Jacob made a noise that sounded resigned or tired, then caressed Liz as Zeke had when they’d first returned to the stronghold and he’d begged her to stop asking so many questions…to simply hold him. “You really believe Kele will be all right?”

It was a moment before Liz could answer. Right now, all she had was hope. “Even if she’s not, I can bring her back.”

“No,” Zeke said, going to them. “I won’t allow it.”

“That goes double for me,” Jacob said. “Your father won’t go for it either. He’ll help her, should it come to that.”

Liz didn’t argue. Now wasn’t the time. She refused to believe that she could no longer heal. That one day, she’d have to let Zeke, her father or Jacob slip away in order to protect herself.
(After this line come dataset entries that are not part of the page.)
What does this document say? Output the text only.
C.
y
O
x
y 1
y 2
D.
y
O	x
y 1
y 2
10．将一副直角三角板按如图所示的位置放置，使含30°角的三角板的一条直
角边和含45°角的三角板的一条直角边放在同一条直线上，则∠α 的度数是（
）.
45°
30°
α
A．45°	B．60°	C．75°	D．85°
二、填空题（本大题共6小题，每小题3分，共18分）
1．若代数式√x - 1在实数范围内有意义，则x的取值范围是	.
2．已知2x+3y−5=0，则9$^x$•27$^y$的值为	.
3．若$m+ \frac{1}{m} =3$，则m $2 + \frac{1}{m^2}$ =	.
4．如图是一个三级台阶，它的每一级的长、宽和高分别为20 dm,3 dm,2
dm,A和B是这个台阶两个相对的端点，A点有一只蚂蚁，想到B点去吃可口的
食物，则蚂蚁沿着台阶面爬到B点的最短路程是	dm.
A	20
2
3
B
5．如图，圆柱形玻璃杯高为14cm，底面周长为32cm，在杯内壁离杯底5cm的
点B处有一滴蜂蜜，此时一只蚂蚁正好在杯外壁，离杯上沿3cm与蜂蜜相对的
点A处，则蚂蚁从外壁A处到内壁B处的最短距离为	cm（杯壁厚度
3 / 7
Uh-uh. No freaking way. She’d never allow that. Nor would she consider that Kele and Diaz wouldn’t come back. “Is it possible for you to start a transmission, or whatever you call it, to the club?” she asked. “For us to see what’s going on?”

Zeke and Jacob exchanged a glance.

Liz spoke before they could. “If you can’t do it with the computer Carreon used before, what about a security camera? Maybe there’s one in the office like those outside the building. Can you hack into it, intercept the image, whatever needs to be done?”

“It’s worth a try,” Jacob said.

Zeke ran his fingers over his mouth, looking uncertain. Liz noticed how he kept glancing behind himself as though he expected someone to barge into the room. “What’s wrong?” she asked.

Jacob stopped short of the computer, waiting for his brother’s answer.